I was watching the local news last week and a segment popped up that talked about the release of new internet stats. I can’t find the link to the piece otherwise I’d happily provide it here. Anyway, the story centred on the internet: now preferred over TV for entertainment and info-gathering.
And surprise: Facebook, by a country mile, is now the most popular social networking site.
Facebook, MySpace and all the other online “time-wasters”, surely take up more and more of our prime living, breathing, thinking time. I use the internet a lot. It’s an important tool for my work, my job. I probably use it more on-the-job than off. I’m fairly sure I’m near the top of my demographics’ internet usage stats.
No matter how we spend our time, especially our “free”, non-work, non-family time, we know that it’s finite – there’s only so much of the stuff to go around. I wonder if the internet, while a fantastic medium to connect people, may be having a negative impact on the quality of other “free time” pursuits; think pipes, drums.

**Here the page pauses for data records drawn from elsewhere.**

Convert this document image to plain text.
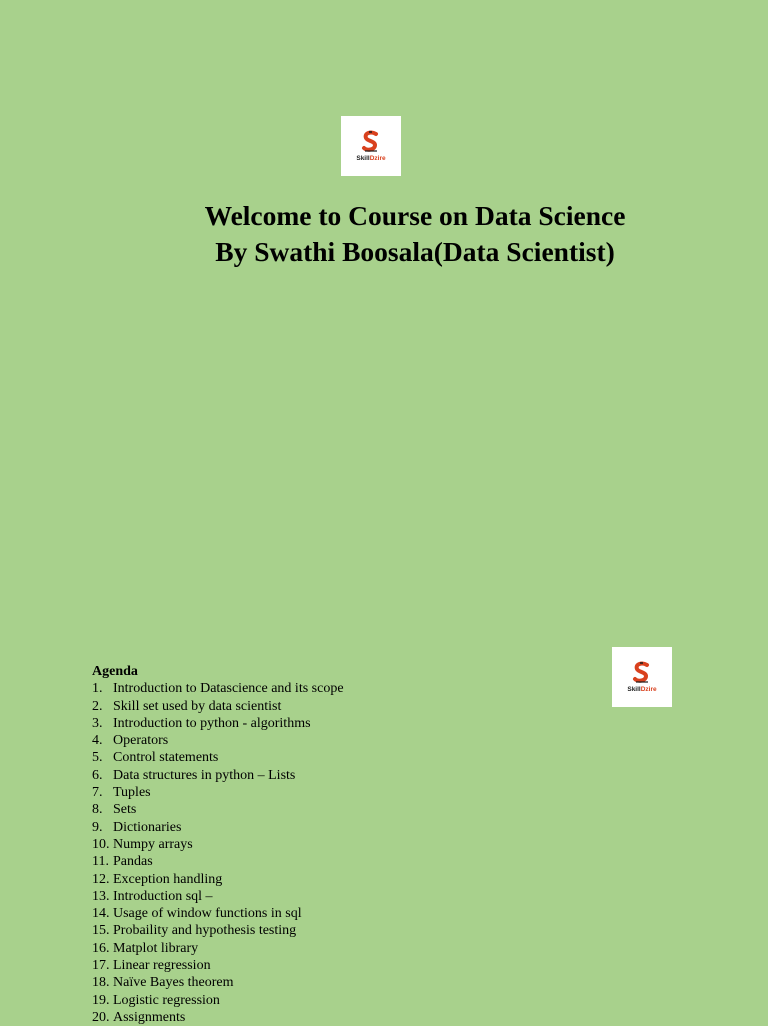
SkillDzire
Welcome to Course on Data Science
By Swathi Boosala(Data Scientist)
SkillDzire
Agenda
1. Introduction to Datascience and its scope
2. Skill set used by data scientist
3. Introduction to python - algorithms
4. Operators
5. Control statements
6. Data structures in python – Lists
7. Tuples
8. Sets
9. Dictionaries
10. Numpy arrays
11. Pandas
12. Exception handling
13. Introduction sql –
14. Usage of window functions in sql
15. Probaility and hypothesis testing
16. Matplot library
17. Linear regression
18. Naïve Bayes theorem
19. Logistic regression
20. Assignments
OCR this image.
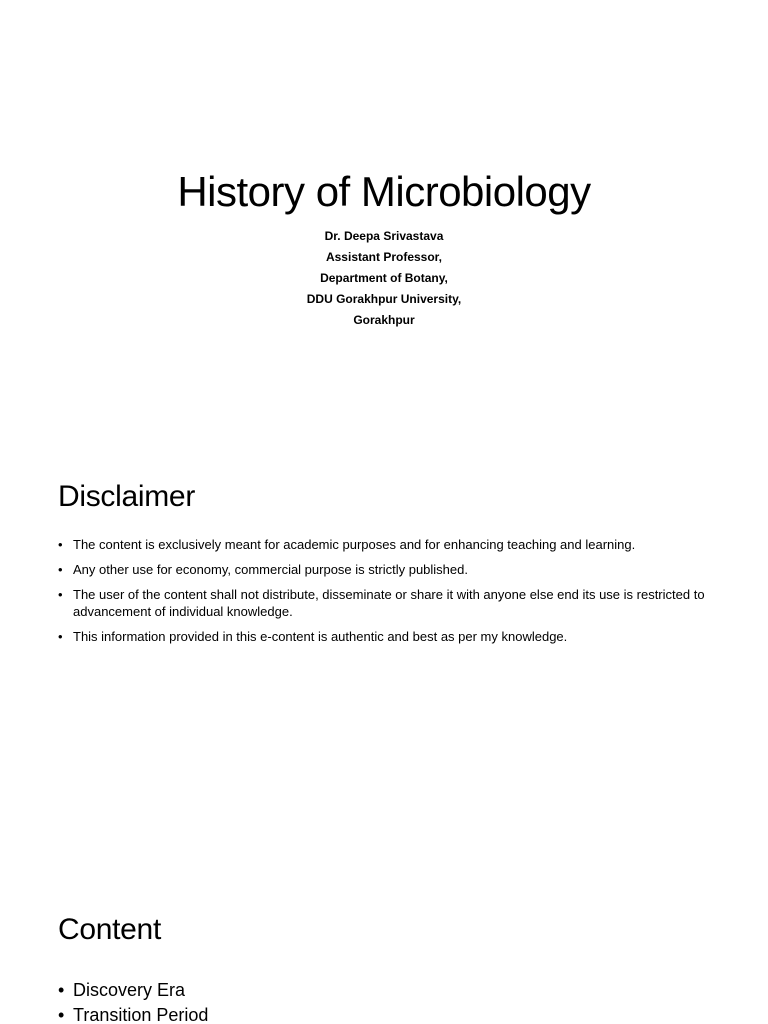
History of Microbiology
Dr. Deepa Srivastava
Assistant Professor,
Department of Botany,
DDU Gorakhpur University,
Gorakhpur
Disclaimer
• The content is exclusively meant for academic purposes and for enhancing teaching and learning.
• Any other use for economy, commercial purpose is strictly published.
• The user of the content shall not distribute, disseminate or share it with anyone else end its use is restricted to advancement of individual knowledge.
• This information provided in this e-content is authentic and best as per my knowledge.
Content
• Discovery Era
• Transition Period
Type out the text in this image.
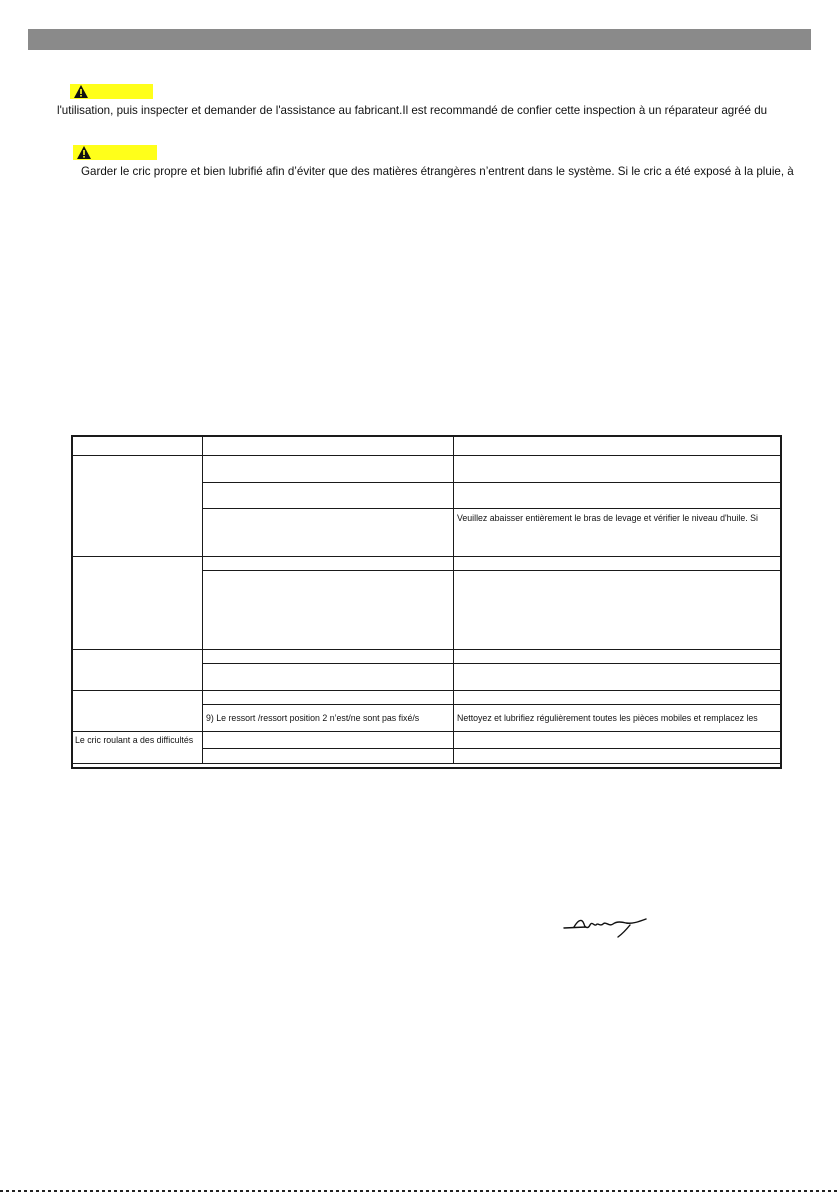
l'utilisation, puis inspecter et demander de l'assistance au fabricant.Il est recommandé de confier cette inspection à un réparateur agréé du
Garder le cric propre et bien lubrifié afin d’éviter que des matières étrangères n’entrent dans le système. Si le cric a été exposé à la pluie, à

		Veuillez abaisser entièrement le bras de levage et vérifier le niveau d'huile. Si

	9) Le ressort /ressort position 2 n’est/ne sont pas fixé/s	Nettoyez et lubrifiez régulièrement toutes les pièces mobiles et remplacez les
Le cric roulant a des difficultés		
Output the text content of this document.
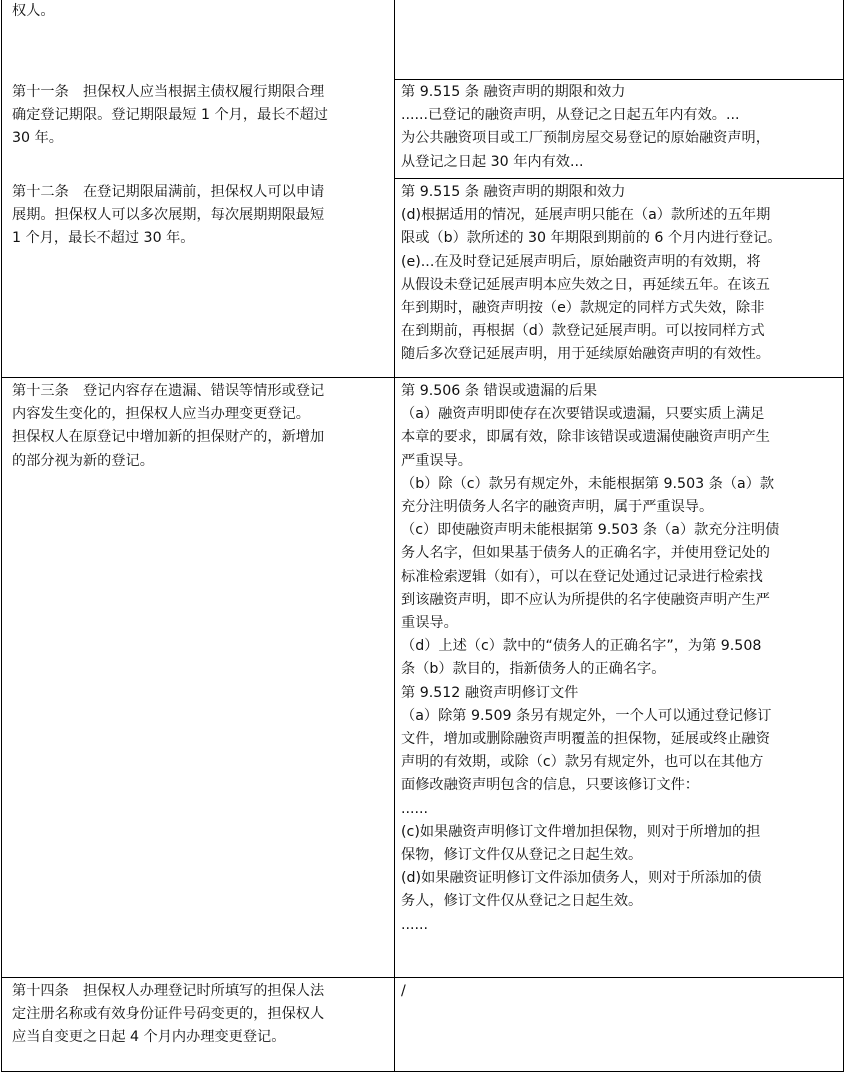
权人。
第十一条　担保权人应当根据主债权履行期限合理
确定登记期限。登记期限最短 1 个月，最长不超过
30 年。
第 9.515 条 融资声明的期限和效力
......已登记的融资声明，从登记之日起五年内有效。...
为公共融资项目或工厂预制房屋交易登记的原始融资声明，
从登记之日起 30 年内有效...
第十二条　在登记期限届满前，担保权人可以申请
展期。担保权人可以多次展期，每次展期期限最短
1 个月，最长不超过 30 年。
第 9.515 条 融资声明的期限和效力
(d)根据适用的情况，延展声明只能在（a）款所述的五年期
限或（b）款所述的 30 年期限到期前的 6 个月内进行登记。
(e)...在及时登记延展声明后，原始融资声明的有效期，将
从假设未登记延展声明本应失效之日，再延续五年。在该五
年到期时，融资声明按（e）款规定的同样方式失效，除非
在到期前，再根据（d）款登记延展声明。可以按同样方式
随后多次登记延展声明，用于延续原始融资声明的有效性。
第十三条　登记内容存在遗漏、错误等情形或登记
内容发生变化的，担保权人应当办理变更登记。
担保权人在原登记中增加新的担保财产的，新增加
的部分视为新的登记。
第 9.506 条 错误或遗漏的后果
（a）融资声明即使存在次要错误或遗漏，只要实质上满足
本章的要求，即属有效，除非该错误或遗漏使融资声明产生
严重误导。
（b）除（c）款另有规定外，未能根据第 9.503 条（a）款
充分注明债务人名字的融资声明，属于严重误导。
（c）即使融资声明未能根据第 9.503 条（a）款充分注明债
务人名字，但如果基于债务人的正确名字，并使用登记处的
标准检索逻辑（如有），可以在登记处通过记录进行检索找
到该融资声明，即不应认为所提供的名字使融资声明产生严
重误导。
（d）上述（c）款中的“债务人的正确名字”，为第 9.508
条（b）款目的，指新债务人的正确名字。
第 9.512 融资声明修订文件
（a）除第 9.509 条另有规定外，一个人可以通过登记修订
文件，增加或删除融资声明覆盖的担保物，延展或终止融资
声明的有效期，或除（c）款另有规定外，也可以在其他方
面修改融资声明包含的信息，只要该修订文件：
......
(c)如果融资声明修订文件增加担保物，则对于所增加的担
保物，修订文件仅从登记之日起生效。
(d)如果融资证明修订文件添加债务人，则对于所添加的债
务人，修订文件仅从登记之日起生效。
......
第十四条　担保权人办理登记时所填写的担保人法
定注册名称或有效身份证件号码变更的，担保权人
应当自变更之日起 4 个月内办理变更登记。
/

Really, think about it: if someone is frantically clicking away on Facebook, regaling their friends with weather updates, their moods and the pork chop in the pan for supper, then you’d have to think that for the average user, more Facebook — for example — means less attention to other things, like music-making – and thinking about music-making. From my experience, when it comes to creating music it is the thinking part that is more important than the making part.
Just a thought.
A little book I’ve always enjoyed is Angus Macpherson’s autobiography, “A Highlander Looks Back”. In a cultural context, a bagpipe context, he writes of another time and place: the nineteenth century Scottish Highlands. I wonder if his time was more conducive to great music-making than ours:
“As a very willing pupil by the peat fire at Badenoch, I was initiated into the mysteries of piobaireachd, my tutor being my father, a product of the MacCrimmon school of Skye. In this modest school of learning, I have seen men who after a hard day’s work, walk ten or twenty miles for their ceol mor lessons, no matter what the weather, and in the small hours of the morning, after Highland hospitality and the environment of the good old-fashioned ceilidh, they would tread their homeward way with their minds steeped in that which conveys to the Highlander something which nothing else can.”
Not so much time in those days for Facebooking, “Mike is happy that the grass is cut”.